The Tenant of Wildfell Hall (1848) is the essential and only major novel to start with — Anne Brontë's second and final novel, the story of Helen Huntingdon who flees an abusive, alcoholic husband and lives in isolation at Wildfell Hall, observed and admired by the farmer Gilbert Markham who narrates her story. Her most radical work; suppressed by her sister Charlotte after her death. One of the earliest sustained feminist novels in English.
What is The Tenant of Wildfell Hall about?
The Tenant of Wildfell Hall is told through Gilbert Markham's letters to a friend, recounting the appearance of a mysterious widow at the derelict Wildfell Hall and his growing fascination with her. Helen's own story is revealed through her diary: her marriage to the charming Arthur Huntingdon, his descent into dissipation and cruelty, and her decision to leave him — taking their son — despite the legal and social impossibility of this in 1840s England. The novel is both a realistic account of domestic abuse and a formal experiment with multiple narrators and embedded documents.
Why did Charlotte Brontë suppress The Tenant of Wildfell Hall?
After Anne's death from tuberculosis in 1849, Charlotte refused to allow The Tenant of Wildfell Hall to be reprinted, describing it as a mistake — arguing that Anne had written from personal observation of their brother Branwell's alcoholism and that the explicit treatment of domestic abuse and marital dissolution was not suitable. Most Brontë scholars believe Charlotte's suppression reflected her own discomfort with the novel's radicalism — its frank treatment of marriage's legal and sexual inequalities — rather than aesthetic judgement.
How does Anne Brontë compare to her sisters Charlotte and Emily?
Anne is the least celebrated of the Brontë sisters but increasingly recognised as the most radical.

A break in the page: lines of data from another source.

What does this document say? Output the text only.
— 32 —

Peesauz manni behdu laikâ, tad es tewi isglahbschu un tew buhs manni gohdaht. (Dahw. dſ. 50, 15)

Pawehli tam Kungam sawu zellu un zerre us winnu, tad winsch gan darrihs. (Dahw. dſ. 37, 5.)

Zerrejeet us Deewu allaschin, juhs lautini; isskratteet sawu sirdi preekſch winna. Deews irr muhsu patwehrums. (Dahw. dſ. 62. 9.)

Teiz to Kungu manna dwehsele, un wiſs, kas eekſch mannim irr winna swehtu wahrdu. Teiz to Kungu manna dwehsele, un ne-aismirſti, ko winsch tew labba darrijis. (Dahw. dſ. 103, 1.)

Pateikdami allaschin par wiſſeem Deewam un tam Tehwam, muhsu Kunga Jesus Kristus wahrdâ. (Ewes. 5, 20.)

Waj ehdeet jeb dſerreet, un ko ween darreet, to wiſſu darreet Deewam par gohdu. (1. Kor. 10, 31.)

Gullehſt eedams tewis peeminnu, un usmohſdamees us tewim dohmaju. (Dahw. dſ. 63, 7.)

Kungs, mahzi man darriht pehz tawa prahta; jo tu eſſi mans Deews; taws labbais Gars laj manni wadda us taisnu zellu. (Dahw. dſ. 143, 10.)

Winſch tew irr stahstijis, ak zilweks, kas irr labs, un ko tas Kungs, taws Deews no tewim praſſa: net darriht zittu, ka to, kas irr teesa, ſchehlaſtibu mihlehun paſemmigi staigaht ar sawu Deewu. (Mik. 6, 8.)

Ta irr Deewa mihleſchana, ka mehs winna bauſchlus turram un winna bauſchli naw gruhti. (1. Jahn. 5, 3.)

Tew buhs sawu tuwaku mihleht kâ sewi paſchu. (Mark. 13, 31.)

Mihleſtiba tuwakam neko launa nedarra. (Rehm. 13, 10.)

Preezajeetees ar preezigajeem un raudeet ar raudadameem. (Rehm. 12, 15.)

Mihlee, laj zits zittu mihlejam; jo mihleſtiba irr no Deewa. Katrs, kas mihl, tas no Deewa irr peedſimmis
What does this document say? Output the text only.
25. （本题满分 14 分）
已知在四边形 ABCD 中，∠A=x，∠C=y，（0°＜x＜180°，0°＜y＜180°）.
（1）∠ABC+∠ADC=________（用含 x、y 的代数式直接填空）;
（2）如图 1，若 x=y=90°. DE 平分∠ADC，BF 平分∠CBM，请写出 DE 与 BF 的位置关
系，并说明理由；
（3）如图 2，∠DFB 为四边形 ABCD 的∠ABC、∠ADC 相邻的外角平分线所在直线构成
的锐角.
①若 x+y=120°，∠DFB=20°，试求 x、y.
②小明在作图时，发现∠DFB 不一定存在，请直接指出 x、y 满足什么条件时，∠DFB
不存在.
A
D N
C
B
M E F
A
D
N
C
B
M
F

Where Charlotte's Jane Eyre presents female independence within romantic conventions (the governess who marries the master), Anne's Helen Huntingdon walks out of her marriage because of it — a far more transgressive act. Emily's Wuthering Heights operates in the register of myth and passion; Anne's fiction is more documentary, more realistic, and more explicitly concerned with the legal and economic conditions that trap women in bad marriages.